Il superamento della soglia di +1,5°C
I modelli climatici indicano che il riscaldamento globale ha superato per dodici mesi consecutivi la soglia critica del +1,5°C rispetto al periodo pre-industriale, limite indicato nell’Accordo di Parigi. Questo fenomeno, sebbene per ora transitorio, si è manifestato prima delle previsioni degli esperti ed è stato accompagnato da eventi estremi come incendi boschivi record e inondazioni. Gli autori dello studio sottolineano che questi segnali evidenziano un’accelerazione del riscaldamento globale, superiore a quanto previsto dai modelli computazionali.
I feedback auto-rinforzanti del pianeta
Lo studio evidenzia come alcune componenti del sistema Terra siano vicine a destabilizzarsi. Processi come lo scioglimento dei ghiacci polari, il disgelo del permafrost e la perdita di carbonio dal suolo possono amplificare il riscaldamento, riducendo l’effetto riflettente della superficie terrestre e aumentando la capacità del pianeta di trattenere calore. Christopher Wolf, tra gli autori principali della ricerca, afferma che le temperature globali attuali potrebbero essere le più elevate negli ultimi 125 mila anni e che il cambiamento climatico procede più velocemente delle stime scientifiche.
I sottosistemi terrestri a rischio
I ricercatori hanno identificato sedici sottosistemi della Terra vulnerabili, suddivisi in sistemi criosferici, oceanici e atmosferici e biosferici. L’instabilità di ciascuno di essi rappresenterebbe un grave pericolo, ma il vero rischio deriva dalla loro interconnessione, che potrebbe innescare un effetto domino incontrollabile. Il superamento di alcune soglie critiche potrebbe condurre il pianeta verso la traiettoria della “Terra serra”, un percorso in cui il riscaldamento globale si auto-alimenterebbe e le riduzioni delle emissioni sarebbero inefficaci. La mancanza di certezza sui punti di non ritorno rafforza la necessità del principio di precauzione e di interventi preventivi immediati.
Strategie di mitigazione e resilienza
Gli autori chiariscono che lo scenario della “Terra serra” non è inevitabile, ma il rischio è concreto. Se le attuali politiche globali non cambieranno, entro fine secolo la temperatura media della Terra potrebbe aumentare di 2,8°C. William Ripple, professore di ecologia della Oregon State University, sottolinea l’urgenza di agire rapidamente, sfruttando ogni opportunità per prevenire esiti climatici pericolosi. L’aumento delle energie rinnovabili, la protezione degli ecosistemi che immagazzinano carbonio e l’eliminazione graduale dei combustibili fossili sono indicati come interventi prioritari. Al contempo, è necessario sviluppare nuovi approcci come il monitoraggio dei sottosistemi critici e strategie di resilienza climatica integrate.

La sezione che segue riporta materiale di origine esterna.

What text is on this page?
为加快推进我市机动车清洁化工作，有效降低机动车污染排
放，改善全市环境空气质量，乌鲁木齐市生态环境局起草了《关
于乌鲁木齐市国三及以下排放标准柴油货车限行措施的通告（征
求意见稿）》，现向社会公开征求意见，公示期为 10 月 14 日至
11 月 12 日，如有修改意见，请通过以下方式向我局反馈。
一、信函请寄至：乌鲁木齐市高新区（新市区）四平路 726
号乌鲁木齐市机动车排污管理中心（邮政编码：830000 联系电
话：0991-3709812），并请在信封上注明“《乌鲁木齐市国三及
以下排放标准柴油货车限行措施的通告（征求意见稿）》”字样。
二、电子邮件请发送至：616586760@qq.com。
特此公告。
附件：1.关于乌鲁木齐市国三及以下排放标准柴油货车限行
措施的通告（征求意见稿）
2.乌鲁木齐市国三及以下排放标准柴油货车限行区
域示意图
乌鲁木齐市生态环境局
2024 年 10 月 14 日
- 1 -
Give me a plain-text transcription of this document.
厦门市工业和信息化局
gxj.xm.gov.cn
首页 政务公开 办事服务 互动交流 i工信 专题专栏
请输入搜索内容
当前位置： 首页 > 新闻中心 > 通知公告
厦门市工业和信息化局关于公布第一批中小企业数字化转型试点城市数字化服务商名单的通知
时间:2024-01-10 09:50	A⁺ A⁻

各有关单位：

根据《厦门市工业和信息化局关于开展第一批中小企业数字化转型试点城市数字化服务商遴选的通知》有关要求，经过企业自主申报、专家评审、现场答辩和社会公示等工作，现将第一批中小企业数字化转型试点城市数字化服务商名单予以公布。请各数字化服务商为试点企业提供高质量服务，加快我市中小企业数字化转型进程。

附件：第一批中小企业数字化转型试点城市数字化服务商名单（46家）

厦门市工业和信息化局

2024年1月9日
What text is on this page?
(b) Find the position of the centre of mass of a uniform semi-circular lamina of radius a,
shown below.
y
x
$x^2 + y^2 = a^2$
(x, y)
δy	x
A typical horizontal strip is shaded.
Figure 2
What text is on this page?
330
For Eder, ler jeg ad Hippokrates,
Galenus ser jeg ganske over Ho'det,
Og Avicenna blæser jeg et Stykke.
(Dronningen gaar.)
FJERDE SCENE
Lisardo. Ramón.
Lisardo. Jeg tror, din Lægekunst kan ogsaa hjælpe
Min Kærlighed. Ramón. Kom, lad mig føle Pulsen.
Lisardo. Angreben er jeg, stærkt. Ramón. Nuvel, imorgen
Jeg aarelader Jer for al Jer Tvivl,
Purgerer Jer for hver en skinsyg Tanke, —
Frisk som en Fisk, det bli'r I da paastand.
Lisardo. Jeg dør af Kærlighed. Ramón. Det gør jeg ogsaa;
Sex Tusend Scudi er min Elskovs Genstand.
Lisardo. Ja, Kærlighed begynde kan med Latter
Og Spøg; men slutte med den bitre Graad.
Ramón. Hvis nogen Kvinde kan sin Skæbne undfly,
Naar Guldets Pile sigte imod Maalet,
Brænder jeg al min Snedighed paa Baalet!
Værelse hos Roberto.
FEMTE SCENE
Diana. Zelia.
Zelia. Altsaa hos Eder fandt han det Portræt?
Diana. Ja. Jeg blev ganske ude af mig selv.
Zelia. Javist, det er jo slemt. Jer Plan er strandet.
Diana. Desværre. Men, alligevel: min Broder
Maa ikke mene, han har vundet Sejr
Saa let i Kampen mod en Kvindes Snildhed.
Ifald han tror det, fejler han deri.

L’urgenza di un’azione globale
Lo studio mette in guardia sul fatto che il cambiamento climatico potrebbe accelerare più rapidamente delle previsioni e che i feedback ambientali potrebbero rendere irreversibile la traiettoria della Terra. La ricerca invita a considerare la prevenzione come unica via per evitare conseguenze catastrofiche, sottolineando che le decisioni prese nei prossimi anni saranno determinanti per il futuro climatico del pianeta.